As Coldmoon mused, Pendergast had walked down the bridge alone, hands in his pockets. At the far end, he abruptly stopped and looked around. Again, Coldmoon was struck with the odd notion that the man was waiting for something. He mentally shrugged it off: whatever it was, it wasn’t any more peculiar than lying motionless on a hotel bed in Maine for a couple of hours. The agent’s eccentric behavior, the “Pendergast mystique” Pickett had warned him of, was something Coldmoon felt impervious to.
Solomon, the security officer, was saying something. Coldmoon tuned in; realized he was talking about snow in the forecast; tuned it out again. Now Pendergast was coming back. Just before he reached them, he faced the bridge once more. For a split second, he seemed to freeze, and Coldmoon was certain he heard the agent draw in a sharp breath.
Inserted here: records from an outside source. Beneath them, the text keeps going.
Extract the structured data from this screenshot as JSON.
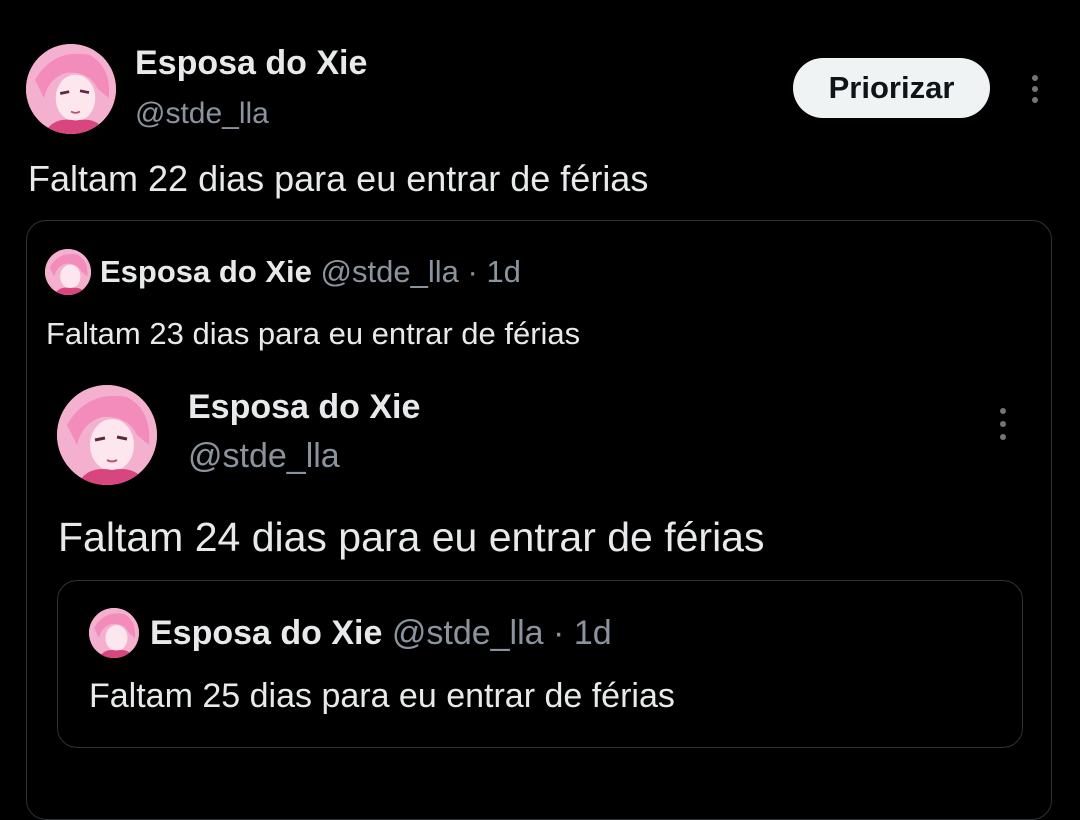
{
  "top_tweet": {
    "author_name": "Esposa do Xie",
    "author_handle": "@stde_lla",
    "prioritize_label": "Priorizar",
    "text": "Faltam 22 dias para eu entrar de férias"
  },
  "quote1": {
    "author_name": "Esposa do Xie",
    "author_handle": "@stde_lla",
    "separator": "·",
    "time": "1d",
    "text": "Faltam 23 dias para eu entrar de férias"
  },
  "embedded_tweet": {
    "author_name": "Esposa do Xie",
    "author_handle": "@stde_lla",
    "text": "Faltam 24 dias para eu entrar de férias"
  },
  "quote2": {
    "author_name": "Esposa do Xie",
    "author_handle": "@stde_lla",
    "separator": "·",
    "time": "1d",
    "text": "Faltam 25 dias para eu entrar de férias"
  },
  "colors": {
    "background": "#000000",
    "text_primary": "#e7e9ea",
    "text_secondary": "#8b949e",
    "border": "#2f3336",
    "button_bg": "#eff3f4",
    "avatar_pink": "#f3a4c8"
  },
  "icons": {
    "more": "more-vertical-icon",
    "avatar": "profile-avatar"
  }
}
But then he turned back, his expression as inscrutable as ever, and the moment — whatever it was — had passed.
Pendergast nodded to the security officer. “Thank you, Mr. Solomon,” he said, slipping the file back into his parka. “I don’t think we need to take up any more of your time.”
On the way back to the Syracuse airport, Coldmoon — as he’d requested — made a detour for personal reasons. His destination was the federal penitentiary at Jamesville, New York. He kept the visit brief — about half an hour — and the deviation from their planned route took no more than an hour. They made their flight to Miami with time to spare. After the cramped and noisy flight up that morning, Pendergast insisted on upgrading them both to first class for the flight back, at his own expense. Coldmoon was too tired to object.